Inspections of the facility in September 2010 identified shortcomings in contamination-prevention procedures. Sanofi responded in October 2010 and January 2011 but the US Food and Drug Administration still has concerns and on February 9 sent a warning letter to the German facility.
Failure to establish or follow “appropriate written procedures designed to prevent microbiological contamination of drug products purporting to be sterile” is the first issue raised in the warning letter.
Sterility testing of Apidra (insulin glulisine), a single lot of which was voluntarily recalled in 2010, is the focus of some of these concerns. In June Sanofi failed to identify the organisms recovered from a sterility test for Apidra lot #OF100, according to the FDA.
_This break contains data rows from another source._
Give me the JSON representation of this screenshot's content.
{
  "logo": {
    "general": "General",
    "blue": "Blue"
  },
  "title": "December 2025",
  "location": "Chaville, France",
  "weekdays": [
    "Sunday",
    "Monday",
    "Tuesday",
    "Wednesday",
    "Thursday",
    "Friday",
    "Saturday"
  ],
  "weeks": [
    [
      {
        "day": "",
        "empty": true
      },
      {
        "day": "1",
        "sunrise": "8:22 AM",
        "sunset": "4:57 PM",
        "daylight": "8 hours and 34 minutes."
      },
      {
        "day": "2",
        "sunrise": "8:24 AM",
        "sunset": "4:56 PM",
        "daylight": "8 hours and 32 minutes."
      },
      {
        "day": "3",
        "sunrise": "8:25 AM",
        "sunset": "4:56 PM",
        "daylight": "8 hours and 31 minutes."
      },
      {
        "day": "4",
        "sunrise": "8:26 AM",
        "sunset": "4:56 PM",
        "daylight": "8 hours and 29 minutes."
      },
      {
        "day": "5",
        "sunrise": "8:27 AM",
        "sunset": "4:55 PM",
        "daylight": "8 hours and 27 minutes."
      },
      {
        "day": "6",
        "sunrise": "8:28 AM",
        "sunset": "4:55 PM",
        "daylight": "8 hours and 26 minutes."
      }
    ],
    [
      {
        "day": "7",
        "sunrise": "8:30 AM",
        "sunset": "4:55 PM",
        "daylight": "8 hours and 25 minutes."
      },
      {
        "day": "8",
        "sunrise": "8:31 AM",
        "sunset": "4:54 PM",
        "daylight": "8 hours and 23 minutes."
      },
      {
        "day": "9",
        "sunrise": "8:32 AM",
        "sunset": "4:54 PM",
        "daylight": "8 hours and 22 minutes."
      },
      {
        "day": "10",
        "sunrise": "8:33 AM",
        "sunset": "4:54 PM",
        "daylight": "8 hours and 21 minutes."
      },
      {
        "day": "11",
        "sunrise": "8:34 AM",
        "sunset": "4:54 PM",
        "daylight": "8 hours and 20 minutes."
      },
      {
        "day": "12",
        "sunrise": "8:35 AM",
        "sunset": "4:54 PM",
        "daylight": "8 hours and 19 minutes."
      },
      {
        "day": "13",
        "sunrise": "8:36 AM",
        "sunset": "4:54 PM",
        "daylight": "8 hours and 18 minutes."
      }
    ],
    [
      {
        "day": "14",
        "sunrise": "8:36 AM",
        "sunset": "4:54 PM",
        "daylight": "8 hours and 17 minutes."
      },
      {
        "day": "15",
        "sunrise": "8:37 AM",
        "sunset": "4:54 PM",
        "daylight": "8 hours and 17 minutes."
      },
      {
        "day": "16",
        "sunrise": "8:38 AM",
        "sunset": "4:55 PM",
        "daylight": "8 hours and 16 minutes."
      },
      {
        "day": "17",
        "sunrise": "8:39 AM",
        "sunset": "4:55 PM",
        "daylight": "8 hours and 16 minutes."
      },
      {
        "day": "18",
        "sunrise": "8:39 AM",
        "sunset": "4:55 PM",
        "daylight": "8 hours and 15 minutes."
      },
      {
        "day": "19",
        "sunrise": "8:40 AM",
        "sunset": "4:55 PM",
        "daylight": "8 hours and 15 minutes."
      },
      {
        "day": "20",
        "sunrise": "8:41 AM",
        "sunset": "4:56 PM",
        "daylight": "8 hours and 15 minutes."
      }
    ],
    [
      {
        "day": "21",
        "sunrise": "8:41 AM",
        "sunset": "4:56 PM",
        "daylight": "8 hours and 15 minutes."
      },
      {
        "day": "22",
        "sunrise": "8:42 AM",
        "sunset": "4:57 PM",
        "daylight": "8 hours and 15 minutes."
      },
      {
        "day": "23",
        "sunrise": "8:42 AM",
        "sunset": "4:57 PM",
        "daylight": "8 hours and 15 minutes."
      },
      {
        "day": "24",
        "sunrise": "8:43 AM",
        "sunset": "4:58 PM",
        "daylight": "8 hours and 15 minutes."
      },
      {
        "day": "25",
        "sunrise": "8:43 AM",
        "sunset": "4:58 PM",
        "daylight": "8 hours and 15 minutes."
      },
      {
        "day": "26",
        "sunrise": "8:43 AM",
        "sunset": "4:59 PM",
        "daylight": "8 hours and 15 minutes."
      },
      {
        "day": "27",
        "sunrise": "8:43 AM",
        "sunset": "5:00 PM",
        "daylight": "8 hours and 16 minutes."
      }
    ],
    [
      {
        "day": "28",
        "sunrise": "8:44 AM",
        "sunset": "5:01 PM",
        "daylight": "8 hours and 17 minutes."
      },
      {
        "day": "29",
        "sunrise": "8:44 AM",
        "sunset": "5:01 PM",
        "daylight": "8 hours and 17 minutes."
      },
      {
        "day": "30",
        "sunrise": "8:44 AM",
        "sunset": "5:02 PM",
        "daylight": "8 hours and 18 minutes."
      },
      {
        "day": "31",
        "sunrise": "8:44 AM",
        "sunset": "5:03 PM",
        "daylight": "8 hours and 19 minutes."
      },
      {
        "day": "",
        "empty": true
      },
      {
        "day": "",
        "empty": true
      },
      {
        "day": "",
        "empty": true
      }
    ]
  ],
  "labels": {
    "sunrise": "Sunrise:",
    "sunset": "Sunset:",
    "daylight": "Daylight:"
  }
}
Failure to identify organisms recovered from a sterility test was also discussed during a December 2008 FDA inspection. Identification of organisms is “a fundamental part of any investigation of environmental or personnel monitoring excursions”, says the FDA.
Sanofi said it "has moved quickly to address issues raised" by the FDA and expects to fully address the agency’s concerns “in a timely manner”.
Failure to establish “separate or defined areas or such other control systems as necessary to prevent contamination or mix-ups during aseptic processing” is another issue in the warning letter.
Examples of this include unacceptable airflow velocity in critical aseptic processing areas and lack of assurance that environmental contaminants are reliably detected. The FDA says collecting samples from operators’ left and right gloves on alternate days is unacceptable.
Finally, the FDA says: “[Sanofi] failed to ensure that each person engaged in the manufacture, processing, packing, or holding of a drug product has the education, training, and experience, or any combination thereof, to enable that person to perform the assigned functions.”
Adverse event reporting
Sanofi received another FDA warning letter, dated January 28, for failing to comply with postmarketing adverse event reporting requirements. Since receiving a 483 in May 2010 Sanofi has sent three responses to the FDA but the agency believes corrective actions are inadequate.
“Failure to review, evaluate, and submit adverse drug experience (ADE) reports that are both serious and unexpected to FDA within 15 calendar days of initial receipt of the information",is one of the FDA concerns.